Scream is packed with horror references, particularly slasher flicks. Characters quote the classics, like Psycho, recite the various established rules of surviving a horror movie, are named after classic horror icons, and Wes Craven even appears as his most famous creation "Fred" in a brief cameo. Jamie Kennedy's Randy constantly reminds the characters about the "rules," often making suspicious statements as his obsession with slasher movies makes him a likely suspect, which he even admits at one point. While Kennedy's annoying both onscreen and off, everybody knows a person just like him, so the character keeps the parody grounded. That said, my favorite part will always be when he gets smashed in the face with a phone.
During a period when the media was taking a very close look at film, music, and video games as a source of violence, Scream asks some very serious questions. Are Xennials/Millennials too desensitized to violence? And what is the cause? Does art imitate life, or does life imitate art? Personally I believe it's the former, but the commentary offered in Scream continues to be relevant to this day as politicians and the media continue to point the finger at violent art forms for the cause of gun violence.
The movie launched quite a few acting careers. Similar new slashers like I Know What You Did Last Summer popped up but didn't have the same longevity. Scream has gone on to spawn three sequels and a television series on MTV. The franchise's killer, often referred to as "Ghost Face," recently joined the roster of killers in the popular survival video game Dead By Daylight, and I hate that cheap son of a bitch so much! Needless to say, twenty-three years later, Wes Craven's tongue-in-cheek parody is still going strong without overstaying its welcome.

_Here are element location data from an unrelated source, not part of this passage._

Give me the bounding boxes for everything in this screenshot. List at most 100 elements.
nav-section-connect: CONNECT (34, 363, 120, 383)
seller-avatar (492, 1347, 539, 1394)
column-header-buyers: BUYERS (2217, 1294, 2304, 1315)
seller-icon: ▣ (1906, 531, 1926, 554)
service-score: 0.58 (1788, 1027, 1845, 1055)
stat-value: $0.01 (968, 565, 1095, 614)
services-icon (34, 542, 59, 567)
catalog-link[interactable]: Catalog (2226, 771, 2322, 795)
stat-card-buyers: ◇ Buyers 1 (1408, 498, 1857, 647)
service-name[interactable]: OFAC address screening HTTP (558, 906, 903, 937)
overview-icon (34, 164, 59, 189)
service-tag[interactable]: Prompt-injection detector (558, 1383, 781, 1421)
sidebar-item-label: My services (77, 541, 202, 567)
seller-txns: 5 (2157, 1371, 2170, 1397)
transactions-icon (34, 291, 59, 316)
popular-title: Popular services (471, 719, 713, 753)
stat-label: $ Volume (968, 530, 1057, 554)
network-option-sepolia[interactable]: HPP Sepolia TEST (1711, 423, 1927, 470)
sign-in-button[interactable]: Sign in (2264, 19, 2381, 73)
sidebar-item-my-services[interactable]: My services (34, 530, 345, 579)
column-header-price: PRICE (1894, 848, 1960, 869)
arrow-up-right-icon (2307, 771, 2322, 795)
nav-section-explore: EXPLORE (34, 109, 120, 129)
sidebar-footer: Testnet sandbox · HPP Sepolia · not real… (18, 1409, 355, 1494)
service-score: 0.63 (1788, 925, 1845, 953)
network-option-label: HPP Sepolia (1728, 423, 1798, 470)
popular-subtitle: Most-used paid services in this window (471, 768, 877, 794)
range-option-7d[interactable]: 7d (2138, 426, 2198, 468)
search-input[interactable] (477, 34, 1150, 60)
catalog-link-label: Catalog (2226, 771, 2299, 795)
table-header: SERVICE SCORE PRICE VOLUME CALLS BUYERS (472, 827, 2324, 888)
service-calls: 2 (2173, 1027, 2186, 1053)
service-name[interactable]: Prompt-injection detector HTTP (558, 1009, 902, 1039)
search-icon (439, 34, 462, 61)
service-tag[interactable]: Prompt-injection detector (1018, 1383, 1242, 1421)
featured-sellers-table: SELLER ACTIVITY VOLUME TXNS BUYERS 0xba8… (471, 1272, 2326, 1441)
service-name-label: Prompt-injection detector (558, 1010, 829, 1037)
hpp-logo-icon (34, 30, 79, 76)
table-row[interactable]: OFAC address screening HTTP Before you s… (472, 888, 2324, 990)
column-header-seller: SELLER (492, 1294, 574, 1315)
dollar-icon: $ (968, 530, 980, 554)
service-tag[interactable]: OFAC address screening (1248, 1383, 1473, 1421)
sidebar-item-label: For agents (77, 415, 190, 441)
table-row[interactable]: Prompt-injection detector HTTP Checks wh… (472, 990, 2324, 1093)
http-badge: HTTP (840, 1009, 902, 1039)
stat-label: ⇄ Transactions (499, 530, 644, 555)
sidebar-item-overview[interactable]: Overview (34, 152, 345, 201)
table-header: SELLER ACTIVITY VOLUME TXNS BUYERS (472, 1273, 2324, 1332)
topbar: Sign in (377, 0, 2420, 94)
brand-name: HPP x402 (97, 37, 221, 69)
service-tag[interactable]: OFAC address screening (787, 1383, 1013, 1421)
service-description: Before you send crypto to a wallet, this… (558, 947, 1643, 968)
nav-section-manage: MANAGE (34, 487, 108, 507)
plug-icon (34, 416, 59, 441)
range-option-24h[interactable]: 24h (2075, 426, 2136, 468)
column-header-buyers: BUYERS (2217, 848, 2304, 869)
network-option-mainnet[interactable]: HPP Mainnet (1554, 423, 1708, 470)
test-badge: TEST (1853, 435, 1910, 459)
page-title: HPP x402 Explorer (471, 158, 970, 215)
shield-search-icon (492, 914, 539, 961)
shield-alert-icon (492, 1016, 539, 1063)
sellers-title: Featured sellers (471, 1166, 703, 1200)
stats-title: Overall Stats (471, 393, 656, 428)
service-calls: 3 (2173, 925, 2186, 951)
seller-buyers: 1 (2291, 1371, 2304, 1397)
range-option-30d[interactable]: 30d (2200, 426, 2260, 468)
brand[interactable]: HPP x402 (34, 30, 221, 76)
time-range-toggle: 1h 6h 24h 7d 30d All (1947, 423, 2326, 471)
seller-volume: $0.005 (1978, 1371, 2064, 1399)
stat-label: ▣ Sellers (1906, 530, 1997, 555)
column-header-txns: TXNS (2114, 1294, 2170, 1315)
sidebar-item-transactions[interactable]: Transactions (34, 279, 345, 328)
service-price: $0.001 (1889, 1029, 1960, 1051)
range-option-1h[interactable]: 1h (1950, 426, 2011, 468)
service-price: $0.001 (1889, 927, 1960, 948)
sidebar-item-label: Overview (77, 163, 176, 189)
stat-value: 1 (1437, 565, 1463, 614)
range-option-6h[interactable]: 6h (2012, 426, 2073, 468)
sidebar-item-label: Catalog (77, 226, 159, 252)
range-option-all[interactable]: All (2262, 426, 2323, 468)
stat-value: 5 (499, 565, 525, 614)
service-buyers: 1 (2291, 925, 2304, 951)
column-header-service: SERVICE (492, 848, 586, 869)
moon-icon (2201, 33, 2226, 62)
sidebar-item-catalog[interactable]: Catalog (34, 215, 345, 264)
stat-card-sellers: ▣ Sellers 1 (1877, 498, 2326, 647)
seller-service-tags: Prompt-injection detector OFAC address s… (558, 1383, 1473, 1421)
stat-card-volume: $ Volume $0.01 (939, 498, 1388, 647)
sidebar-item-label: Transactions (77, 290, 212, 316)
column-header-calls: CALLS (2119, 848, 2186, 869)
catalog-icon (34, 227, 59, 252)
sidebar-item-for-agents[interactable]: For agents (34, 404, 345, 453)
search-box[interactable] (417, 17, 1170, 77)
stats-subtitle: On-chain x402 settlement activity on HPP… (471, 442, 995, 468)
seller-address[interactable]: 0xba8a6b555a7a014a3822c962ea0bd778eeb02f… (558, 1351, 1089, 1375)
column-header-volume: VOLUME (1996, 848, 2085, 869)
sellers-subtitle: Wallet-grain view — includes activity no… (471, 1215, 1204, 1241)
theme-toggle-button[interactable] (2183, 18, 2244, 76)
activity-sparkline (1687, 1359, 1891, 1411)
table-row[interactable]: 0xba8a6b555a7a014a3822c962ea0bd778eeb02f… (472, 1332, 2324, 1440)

Scream is one of my all-time favorite horror films, ranking up there with the Halloween and Friday the 13th franchises. While I utterly despise the third installment, I consider the other three films to be solid. The first three films are on Netflix, along with the television series, so check 'em out... just leave out the "chill" part. If you have sex, you die. Them's the rules. Right, Randy? R-Randy? Uh oh.